現在チームは小学生と中学生を合わせて90人。
創設時には想像できないほどの大所帯だ。
「コロナ禍で減ったんです。皆さん不安になって…。でもこれだけ増えて本当によかった」
「ATSUGI ALL☆STARS」の創設者・遠藤志津枝(しづえ)代表は目尻を下げて話してくれた。
2007年の創設時は24人。
19年間の道のりは決して平たんではなかった。
同代表は高校まで体操と新体操を取り組んできたが心機一転、日本体育大学のチアリーディング部に入部。
トップとして、これまでの経験を生かして1年目からAチームで活躍した。
卒業後は日体大の事務所に勤めながら社会人チームで活動し、その後も渡米してチアを続けた。
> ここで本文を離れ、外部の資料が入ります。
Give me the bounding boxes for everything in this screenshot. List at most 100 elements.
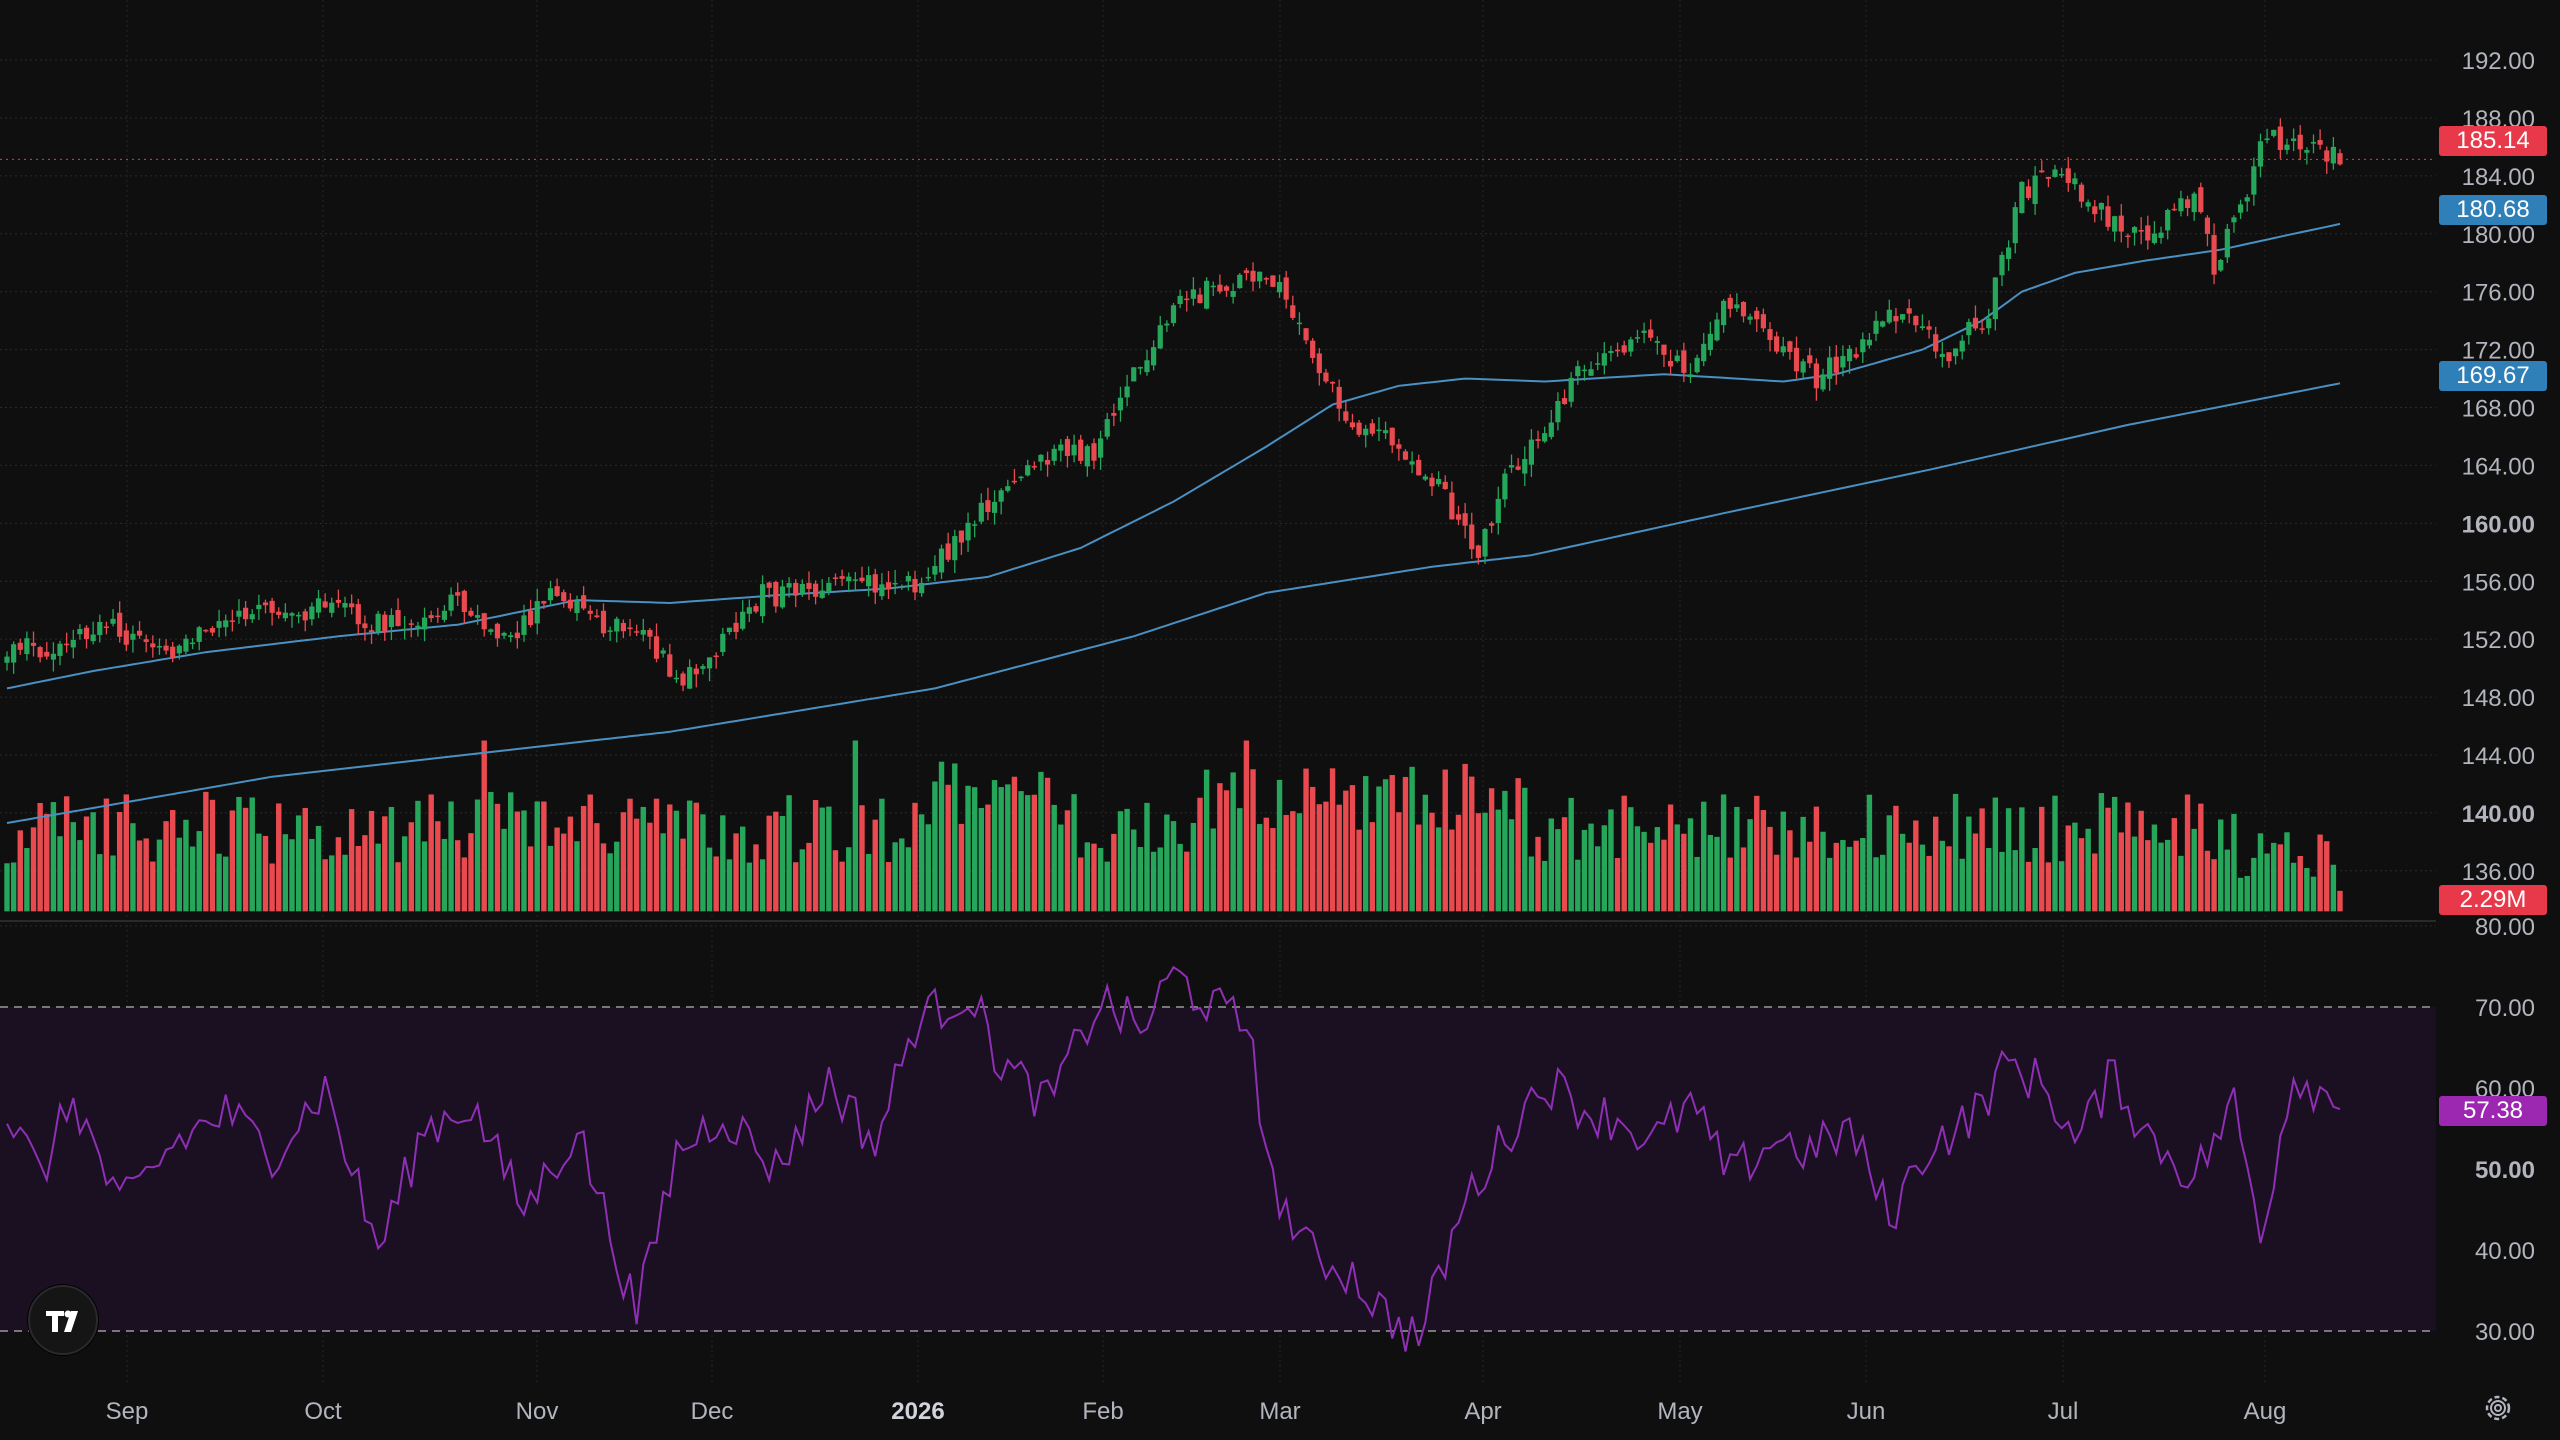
volume-bar [1190, 822, 1197, 912]
volume-bar [116, 811, 123, 912]
candle-body [1734, 304, 1740, 309]
candle-body [2224, 228, 2230, 258]
candle-body [1899, 314, 1906, 320]
candle-body [1747, 316, 1753, 320]
candle-body [1449, 492, 1455, 520]
candle-body [1714, 319, 1720, 341]
candle-body [740, 611, 746, 629]
candle-body [1555, 401, 1561, 423]
candle-body [2125, 235, 2131, 238]
candle-body [209, 628, 216, 633]
volume-bar [1601, 825, 1608, 912]
candle-body [514, 632, 520, 639]
candle-body [2264, 138, 2270, 140]
volume-bar [1488, 788, 1495, 912]
volume-bar [1714, 836, 1720, 912]
candle-body [938, 548, 945, 573]
candle-body [44, 651, 50, 657]
price-tick-label: 180.00 [2462, 222, 2535, 249]
candle-body [2317, 139, 2323, 145]
volume-bar [826, 806, 832, 912]
volume-bar [918, 814, 925, 912]
candle-body [1833, 356, 1839, 373]
candle-body [1827, 357, 1833, 379]
candle-body [302, 611, 308, 621]
candle-body [236, 610, 242, 617]
candle-body [1164, 323, 1170, 326]
volume-bar [183, 819, 189, 912]
volume-bar [57, 836, 63, 912]
volume-bar [1926, 855, 1932, 912]
price-axis[interactable]: 192.00188.00184.00180.00176.00172.00168.… [2462, 48, 2535, 886]
candle-body [594, 615, 600, 618]
volume-bar [2085, 828, 2091, 912]
candle-body [17, 642, 23, 650]
candle-body [527, 610, 534, 626]
candle-body [1137, 367, 1143, 369]
volume-bar [2019, 807, 2025, 912]
candle-body [1614, 349, 1621, 352]
volume-bar [1104, 861, 1110, 912]
candle-body [547, 588, 554, 601]
candle-body [653, 636, 660, 659]
volume-bar [1329, 768, 1336, 912]
candle-body [786, 583, 792, 588]
volume-bar [163, 821, 169, 912]
volume-bar [382, 816, 388, 912]
candle-body [329, 602, 335, 613]
volume-bar [1210, 828, 1216, 912]
candle-body [1349, 422, 1356, 428]
candle-body [1117, 397, 1124, 411]
volume-bar [2231, 813, 2237, 912]
candle-body [1396, 444, 1402, 449]
candle-body [2244, 197, 2250, 202]
candle-body [991, 501, 998, 513]
gear-icon[interactable] [2482, 1392, 2514, 1424]
volume-bar [700, 814, 706, 912]
candle-body [1694, 357, 1700, 373]
volume-bar [600, 843, 607, 912]
candle-body [746, 607, 752, 614]
candle-body [2052, 169, 2058, 177]
candle-body [2065, 168, 2071, 184]
candle-body [1204, 280, 1210, 309]
tradingview-logo-icon[interactable] [28, 1285, 98, 1355]
candle-body [1959, 340, 1965, 352]
volume-bar [1422, 794, 1429, 912]
candle-body [919, 582, 925, 594]
volume-bar [1064, 810, 1071, 912]
volume-bar [1243, 740, 1250, 912]
candle-body [2237, 204, 2244, 213]
candle-body [687, 667, 693, 689]
volume-bar [1296, 813, 1303, 912]
volume-bar [958, 823, 965, 912]
volume-bar [70, 822, 76, 912]
candle-body [1873, 320, 1879, 334]
volume-bar [375, 843, 381, 912]
volume-bar [1323, 801, 1329, 912]
stock-chart[interactable]: 192.00188.00184.00180.00176.00172.00168.… [0, 0, 2560, 1440]
volume-bar [1561, 817, 1568, 912]
candle-body [2330, 146, 2336, 164]
volume-value-badge: 2.29M [2439, 885, 2547, 915]
volume-bar [2211, 859, 2217, 912]
volume-bar [1223, 790, 1230, 912]
candle-body [2032, 175, 2038, 204]
volume-bar [872, 819, 878, 912]
candle-body [1144, 360, 1150, 373]
candle-body [136, 630, 143, 636]
candle-body [1846, 348, 1853, 362]
volume-bar [1316, 804, 1323, 912]
candle-body [733, 622, 739, 632]
candle-body [2304, 150, 2310, 153]
ma-long-value-badge: 169.67 [2439, 361, 2547, 391]
candle-body [494, 623, 501, 639]
candle-body [2131, 227, 2138, 233]
volume-bar [521, 810, 527, 912]
volume-bar [1164, 814, 1170, 912]
price-tick-label: 164.00 [2462, 453, 2535, 480]
volume-bar [415, 800, 421, 912]
volume-bar [852, 740, 859, 912]
candle-body [1760, 314, 1766, 329]
volume-bar [1303, 768, 1309, 912]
「楽しかった。せっかくアメリカでチアをやったので日本でも極めたかった」
チアの原点はやはりアメリカ。憧れの場所でやりたくなるものだ。
帰国後は現役選手を続けながら、夢だった指導者としての一歩を踏み出した。
体験会を開催するなど教える側に立ち、一番に感じたことは「子どもの成長は早い」ということ。
「チアを広めるには小さい子かなって。私が上手になるより、子どもに力を注いだ方が上手になる」
その思いからチーム作りに専念することを決意し、20年近い現役生活に区切りをつけた。
こうして「ATSUGI ALL☆STARS」は始まった。